Hello everyone, I have another trivial question. I've searched around but haven't been able to find a solid answer.
Very trivial question: How do I remove rows under a certain pValue in a DGELRT object? I have ran glmTreat on a DGEGLM object that was generated by glmQLFit. I have found genes that are highly under or overexpressed, but I have also found junk reads that have pValues of 1 or close to 1. Here are the topTags from an LRT object that was output from calling glmTreat on a DGEGLM object:
> treat <- glmTreat(DGEList8_GLMFit, contrast= FBvsEC_contrast, lfc=log2(1.5))
> topTags(treat)
GeneID Chr Start End Strand Length logFC unshrunk.logFC logCPM PValue
606500 606500 chr16 89561430 89561501 + 72 -19.74088 -19.74600 16.82385 5.418552e-24
26799 26799 chr6 85677294 85677368 - 75 -25.79423 -25.85765 13.96527 1.082539e-23
26806 26806 chr1 173865968 173866028 - 61 -20.87574 -20.88726 16.12826 1.085020e-23
26790 26790 chr18 49491664 49491729 - 66 -29.88506 -30.66800 12.39961 1.431579e-23
26809 26809 chr17 28723430 28723491 + 62 -20.77361 -20.78272 16.01472 2.803338e-23
9297 9297 chr11 62853904 62853968 - 65 -20.12804 -20.13388 15.97089 2.244666e-22
26788 26788 chr16 2155023 2155105 - 83 -24.98016 -25.05564 13.71254 2.657334e-22
692212 692212 chr1 28578743 28578822 - 80 -22.17292 -22.18588 14.83805 4.610559e-22
26769 26769 chr1 173864175 173864217 - 43 -23.65515 -23.70433 13.75147 4.003719e-21
26805 26805 chr1 75787889 75787972 + 84 -24.33920 -24.40447 13.22989 1.191277e-20
FDRs were omitted but they are there. How would remove the hits that have a pValue less than 0.05?
Also, I've read somewhere that the pValues shown here are not the real pValues, and are actually a hypothesis and mean-adjusted pValue that are specific to the glmTreat function itself?

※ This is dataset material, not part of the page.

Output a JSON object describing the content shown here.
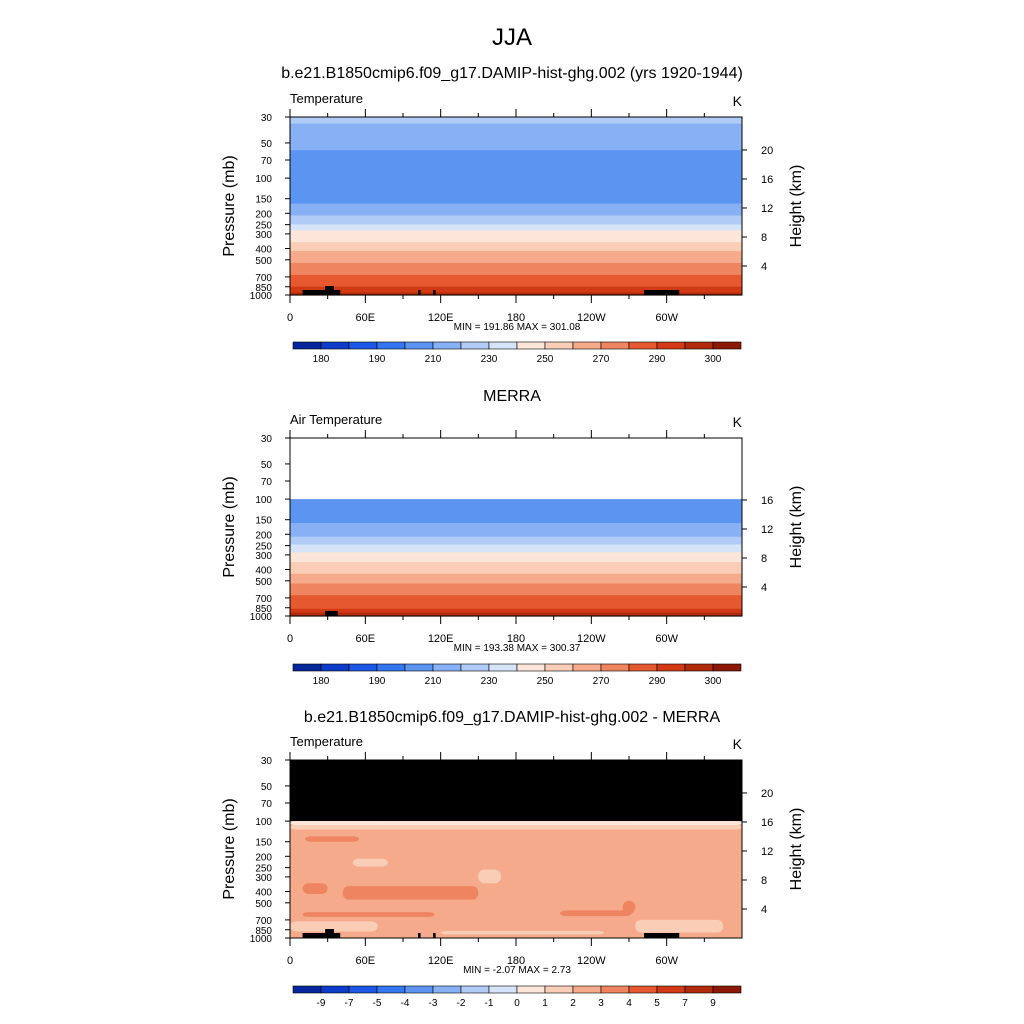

If you could kindly explain what glmTreat does, I would greatly appreciate it because I was not able to find any good answers after searching for a few hours.
Damon
Thank you for the reply. But what if the FDR is low, the log change is high, but the pValue is high for a certain gene? Would that gene still be considered significant?
I don't think this is a realistic example. How would FDR be high and p be low? FDR in simple terms "penalizes" or "down-corrects" p-values to account for multiple-testing, so it is always lower than the nominal p-value. If not something very odd is happening.